To achieve maximum success, you must take total responsibility for continuously generating more demand than you have supply to fill it.

That’s a quotable quote, if I’ve ever written one.

Stick that on your wall and make it a driving principle of your business.

Who is your ideal customer for your services?  Who would be willing and able to pay you the kind of fees you want, in exchange for whatever it is that you can offer them?

Now, what do you need to do, on a regular basis, to be known to them?  To put yourself in front of them?  To make them know what it is you offer, and why they should be interested?

This shouldn’t necessarily be one-on-one.  As I mentioned yesterday in my article on positioning, putting yourself out there in person actually communicates that you have more supply than demand.  Even when that’s true, it shouldn’t LOOK like it.

Instead, focus on media.  What kind of media can you use to continuously attract your ideal customers?  This could be media you own.  It can also be media you appear in.  What can you do to bring them into the fold, and become known for what you need to be known for to stimulate business?

There are very complex models for this.  Selling information as a front-end for selling higher-end services.

There are also very simple models for this.  A funnel in which you send paid traffic to a webinar, which directs them to apply to work with you.
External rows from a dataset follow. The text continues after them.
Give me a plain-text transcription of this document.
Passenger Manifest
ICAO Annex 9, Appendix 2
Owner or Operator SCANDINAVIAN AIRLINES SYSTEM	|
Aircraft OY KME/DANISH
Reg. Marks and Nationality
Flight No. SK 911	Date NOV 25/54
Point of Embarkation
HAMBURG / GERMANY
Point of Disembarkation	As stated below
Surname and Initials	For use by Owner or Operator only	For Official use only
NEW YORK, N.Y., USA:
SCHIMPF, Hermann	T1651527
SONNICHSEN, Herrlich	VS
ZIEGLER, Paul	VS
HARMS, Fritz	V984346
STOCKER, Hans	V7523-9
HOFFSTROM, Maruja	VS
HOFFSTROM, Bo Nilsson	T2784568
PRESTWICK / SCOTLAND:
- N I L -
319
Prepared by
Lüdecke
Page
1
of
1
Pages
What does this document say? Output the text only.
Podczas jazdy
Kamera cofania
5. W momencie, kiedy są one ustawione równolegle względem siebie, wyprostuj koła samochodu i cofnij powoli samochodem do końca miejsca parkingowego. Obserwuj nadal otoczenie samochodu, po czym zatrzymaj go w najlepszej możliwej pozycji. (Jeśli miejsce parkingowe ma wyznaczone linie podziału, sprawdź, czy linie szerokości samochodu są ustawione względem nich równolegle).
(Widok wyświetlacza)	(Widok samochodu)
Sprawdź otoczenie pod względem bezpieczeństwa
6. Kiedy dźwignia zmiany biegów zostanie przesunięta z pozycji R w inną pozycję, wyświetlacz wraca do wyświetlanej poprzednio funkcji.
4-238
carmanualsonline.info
There are a thousand variations that are all “right” in so much as they can be made to work.

What’s not right is not doing anything at all.  Relying on hope to fill your pipeline.  Doing little things, here and there, wishing for magic to happen.

Those things don’t work.  They’re too passive.

Do something ACTIVE to make this happen.

Once you are stimulating all that demand, you have to know how to manage it. 

That’s what we’ll talk about tomorrow.